Asian stocks continue to show declines of up to 2%. China's Shenzhen Composite and Shanghai Composite fell the least, losing 0.3% and 0.44%, respectively. Australia's S&P/ASX 200 and Japan's Nikkei 225 were down 0.94% each. Hong Kong's Hang Seng Index was down slightly less (0.85%). The Korean KOSPI lost the most (1.93%).
Investors are more cautious towards the end of the year because the growth of consumer prices is still high across the world, there is geopolitical tension and also there is a fear of potential economic downturn in the new year.
The main reason for the negative sentiment is still the situation regarding the spread of coronavirus in China. For the past two months, the country has seen a rise in Covid cases. At the same time, Chinese authorities want to ease quarantine measures for tourists entering the country from the beginning of next year.
At the same time, the opposite situation is observed in other countries - tougher measures for tourists arriving from China. For example, U.S. authorities have introduced mandatory testing for coronavirus for those arriving from China before departure. Italy also intends to test tourists arriving in the country from China.
The main concern is the emergence of new, more resistant strains of coronavirus as a result of emerging outbreaks. This, in turn, may have a negative impact on the epidemiological situation in other countries.
The decline in prices for JD.com, Inc. dropped 5.4%, Xiaomi, Corp. fell 3.2%, Lenovo Group, Ltd. dropped 3.1% and Longfor Group Holdings, Ltd. and Netease, Inc. lost 2.9% each among the biggest Chinese companies.
Chinese carrier Cathay Pacific Airways, Ltd. fell 1.4% on news that it plans to lower the number of flights to Japan by 20% to comply with Japanese authorities' tighter Covid-19 requirements for travelers from China.
Among Japanese companies, those that traded lower were Isetan Mitsukoshi Holdings, which fell 4.4%, Fast Retailing, which dropped 3% and Sapporo Holdings, which dropped 2.8%.

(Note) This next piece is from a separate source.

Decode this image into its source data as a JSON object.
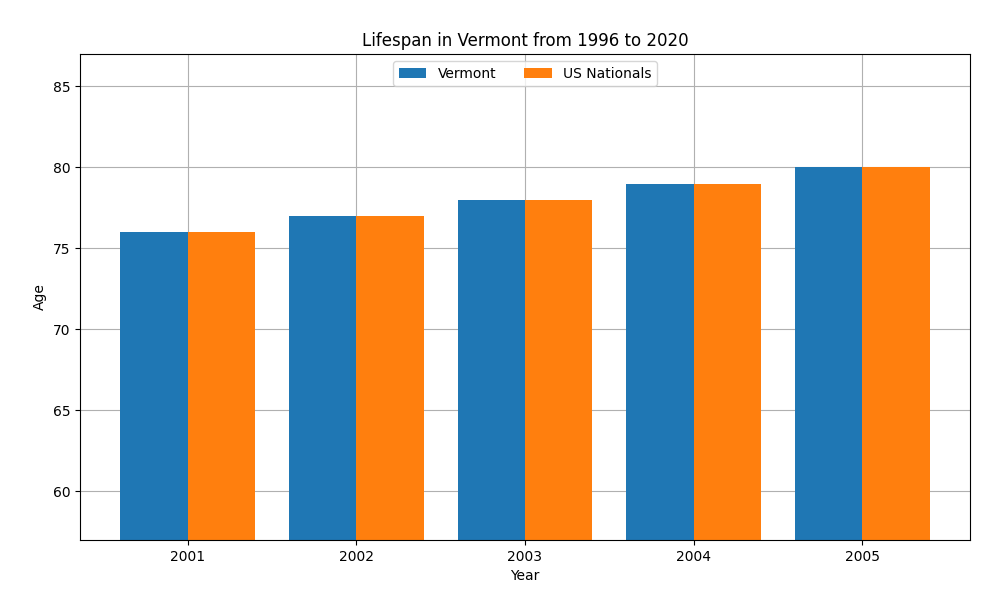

Kusuri No Aoki Holdings shares fell 12.1% after the Japanese drugstore operator's second-quarter net profit dropped due to higher costs and a difficult economic situation.
Meanwhile, South Korea has recorded three straight months of declining retail sales (down 1.8% last month versus October).
There was also a 3.7% year-on-year decline in industrial production in November compared to a 1.2% decline in October. This was the largest decline in nearly a year and a half. In the manufacturing sector, the index declined even more - by 3.8%.
The largest Korean companies also traded lower: shares of Samsung Electronics fell in price by 2.3%, and Hyundai Motor dropped by 2%.
Australia's S&P/ASX 200 fell as shares of the country's largest companies were also trading lower. Woodside Energy Group fell by 4.5%, BHP Group dropped by 1.6% and Rio Tinto - by 0.6%.